Alastair Bland, a UC Santa Barbara student, spent 80 days and nights of last year eating only what he could forage (including, with permission, in people's gardens). Turns out that figs, the iconically Edenic fruit, have a dark side – as evidenced by Bland's account at www.egullet.com: "Figs are members of the rubber tree family and secrete white, sticky latex that can irritate the skin. Having eaten approximately three thousand in three months, I am all too familiar with the potential consequences. Sometimes after a fig jaunt, I would slink home, bloated and heavy, with my mouth and tongue burning and actually seeping blood." Sounds like a job for Figaholics Anonymous. I recall a similar experience, minus the blood, resulting from frequent illicit trips to an untended apple tree. Take away from this last tale what you will, but don't let it stop you from the educated enjoyment of out-of-door edibles.

Should you feel squeamish about pursuing wild food, at least make your way this season to a U-pick farm in our surrounding semirural environs.

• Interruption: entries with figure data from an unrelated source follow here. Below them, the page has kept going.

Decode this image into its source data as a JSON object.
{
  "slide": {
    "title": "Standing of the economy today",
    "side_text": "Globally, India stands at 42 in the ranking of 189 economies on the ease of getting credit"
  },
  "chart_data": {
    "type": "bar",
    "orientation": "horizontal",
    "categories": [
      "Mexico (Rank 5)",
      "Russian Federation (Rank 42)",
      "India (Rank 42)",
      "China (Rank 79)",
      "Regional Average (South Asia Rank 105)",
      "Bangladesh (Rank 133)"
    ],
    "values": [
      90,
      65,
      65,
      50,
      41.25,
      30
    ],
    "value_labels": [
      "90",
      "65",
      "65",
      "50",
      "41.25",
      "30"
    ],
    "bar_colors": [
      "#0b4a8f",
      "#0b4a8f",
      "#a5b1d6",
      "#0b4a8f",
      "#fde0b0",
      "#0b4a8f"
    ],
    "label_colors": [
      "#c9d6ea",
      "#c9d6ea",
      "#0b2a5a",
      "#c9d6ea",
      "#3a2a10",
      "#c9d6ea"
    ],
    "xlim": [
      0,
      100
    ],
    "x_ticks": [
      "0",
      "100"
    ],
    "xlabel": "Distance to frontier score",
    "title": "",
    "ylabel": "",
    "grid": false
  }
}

Plenty of these farms are to be found in Brentwood and near Antioch – though maybe not for long, as tractors compete with the SUVs of encroaching subdivisions. Check out www.harvest4you.com or www.pickyourown.org for details on farm locations and to find out when your favorite delectable is ripe for the plucking. Or just stay home and eat your household bugs. Please send superior recipes for domestic insect fricassee my way.